Friday, July 29, 2005

Will we not remember?

Yesterday, I took down from my bookshelf a battered copy of 'One Hundred Years of Solitude' to read the chapter about the rains of Macondo. Needless to say, soon I was engrossed in the Buendia family history for the nth time. Flipping back pages, I re-read the chapter before the rains. For those of you who remember, this is the one where Jose Arcadio Segundo(one of the twins, the third generation if I remember correctly) becomes the sole witness to(and sole survivor of) the massacre at the railway station of the 3000 banana plantation workers. When Jose Arcadio Segundo gets back to Macondo after his escape, he is horrified to discover that all memory of the massacre has been wiped out - no one in the entire town remembers what happened, and no one believes Jose Arcadio. The town thinks that he is insane. And then the rains begin.

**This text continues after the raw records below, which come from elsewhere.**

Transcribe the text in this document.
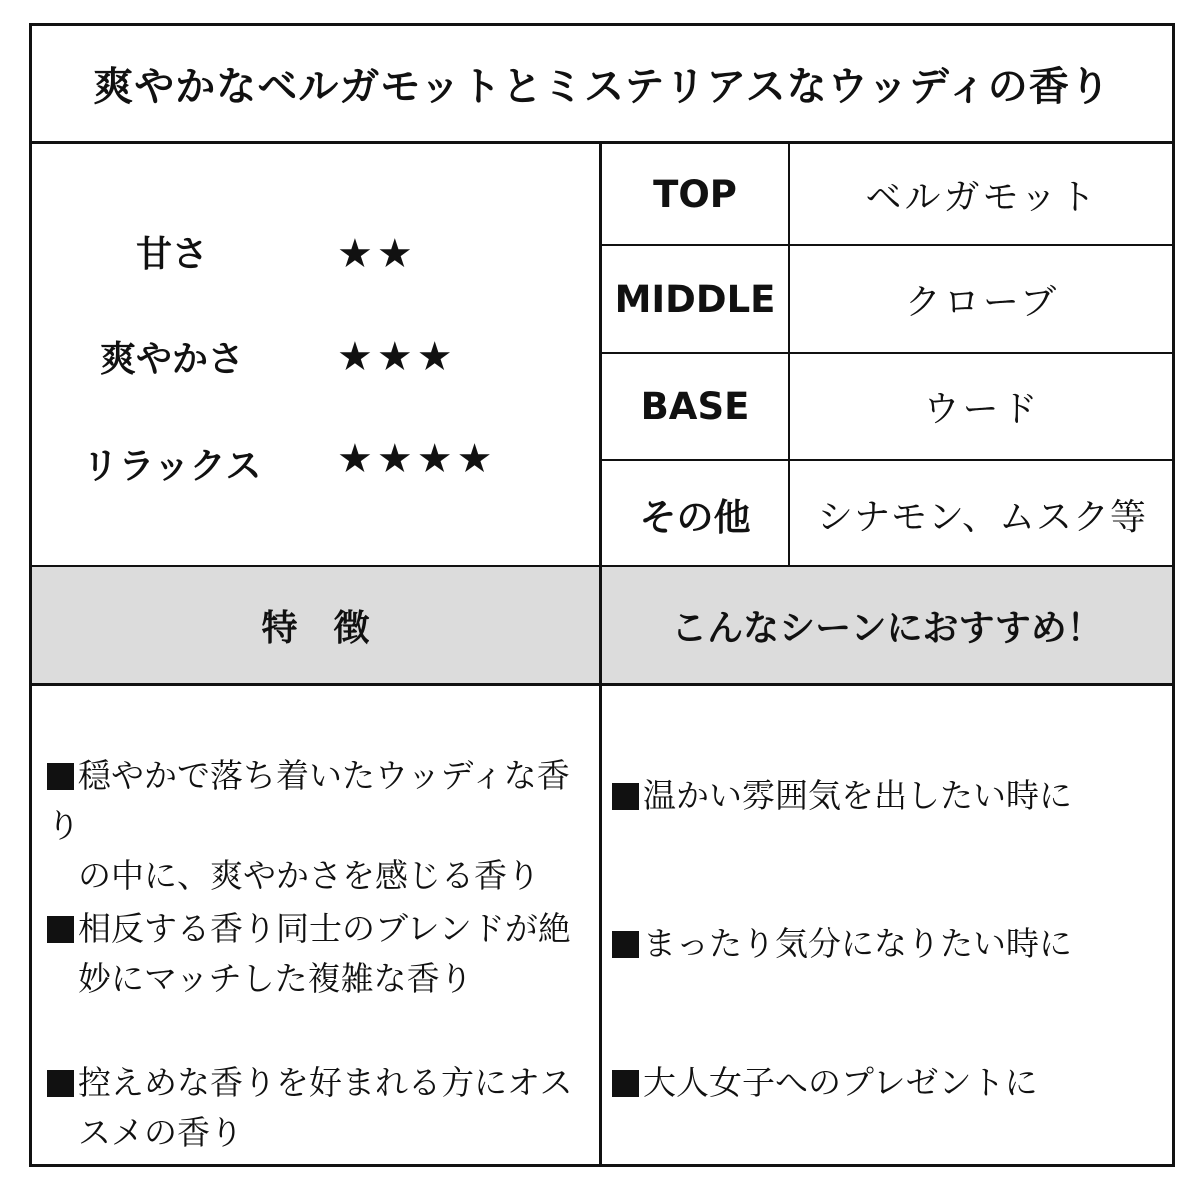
爽やかなベルガモットとミステリアスなウッディの香り
甘さ	★★
爽やかさ	★★★
リラックス	★★★★
TOP	ベルガモット
MIDDLE	クローブ
BASE	ウード
その他	シナモン、ムスク等
特　徴	こんなシーンにおすすめ！
穏やかで落ち着いたウッディな香り
の中に、爽やかさを感じる香り
相反する香り同士のブレンドが絶
妙にマッチした複雑な香り
控えめな香りを好まれる方にオス
スメの香り
温かい雰囲気を出したい時に
まったり気分になりたい時に
大人女子へのプレゼントに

And I wonder if this kind of selective amnesia is where we, as a country, are moving towards. Or are we already there yet? As P. Sainath asks in this hard-hitting piece,"how much media coverage has been there of workers' problems"? As we cruise along our no-speed-limit autobahns, will we let a third of our country rot? Worse, will we not even remember that we watched them die and didn't do anything about it? Will we not remember that we dismissed concerns about unsafe working conditions claiming that the workers would have been worse off if they did not work in sweatshops? Will we not remember that we demolished homes of millions in order to transform our cities into Shanghai? Will we not remember at all?


Notes/Updates for those of you who wrote in already!

Note 1: No, I am not trying to draw any parallels between Marquez's work and/or the events of Gurgaon and Mumbai during the past week. The labor unrest and the rains were the two events that I read about a lot during the past week and it just happened to be a coincidence that I found both of these issues occuring one after the other in Macondo too.

Note 2: I'd highly recommend P. Sainath's article in 'The Hindu'. Link via Anand. I'd also recommend P. Sainath's book 'Everybody loves a good drought' - its has excellent examples of what community initiatives can do for all-round development.

Note 3: Having grown-up in God's own country, I am very much aware of what unchecked labor power can do. In my opinion, it isn't very different from what unchecked feudalism(by whatever manifestation) can do. So let me make it clear that here, I am talking about basic human rights and not power.

1 comment:

Sunil said...

thanks for the link to Sainath's article......I had missed it.

The way things are...we will not remember.